La cour fut saisie d’autant d’étonnement que d’épouvante, en retrouvant Coligny à la tête d’une troisième armée, non moins forte que celles qu’il avait perdues et mieux disciplinée. Aussi offrit-elle encore une fois des conditions de paix, et le traité fut signé à Saint-Germain-en-Laye, le 8 août 1570. Il était plus favorable aux réformés que les précédents. On leur donna liberté de culte dans tous les lieux dont ils étaient en possession, de plus deux villes par province pour y célébrer leurs offices, amnistie pour le passé, droit égal d’admission aux charges publiques, permission de résider dans tout le royaume sans être molestés pour le fait de la religion, et quatre villes d’otage, La Rochelle, La Charité, Cognac et Montauban.
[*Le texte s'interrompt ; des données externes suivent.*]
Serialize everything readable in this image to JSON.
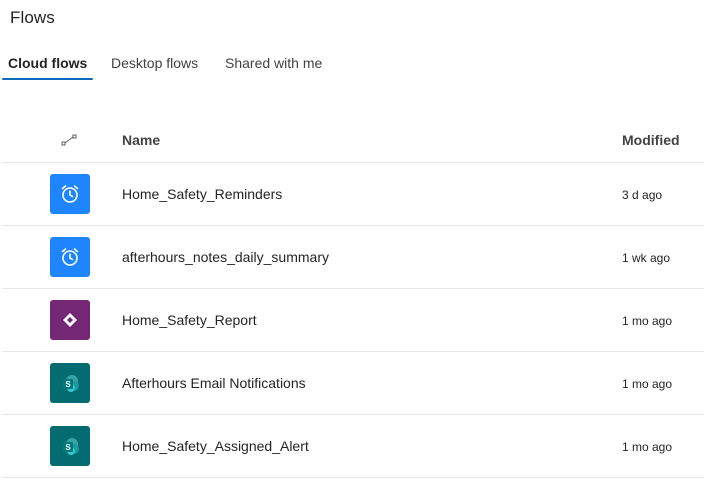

La reine Catherine se montra généreuse. L’historien catholique Davila, qui connaissait bien les secrets de cette cour, assure qu’elle s’était entendue avec le cardinal de Lorraine et le duc d’Anjou sur le projet de massacre qui fut exécuté à la Saint-Barthélemy. « On résolut, dit-il, de revenir au projet déjà formé tant de fois, et tant de fois abandonné, de délivrer le royaume des troupes étrangères, et ensuite d’employer l’artifice pour se défaire des chefs, avec l’espoir que le parti céderait de lui-même dès qu’il se verrait privé de cet appui »(t. I, p. 383).
L’amiral, qui ne soupçonnait rien, signa la paix avec joie. « Plutôt que de retomber dans ces confusions, dit-il, j’aimerais mieux mourir de mille morts, et être traîné dans les rues de Paris. » Il y fut traîné en effet ; mais les confusions, loin de cesser, recommencèrent avec fureur et durèrent encore vingt-cinq ans.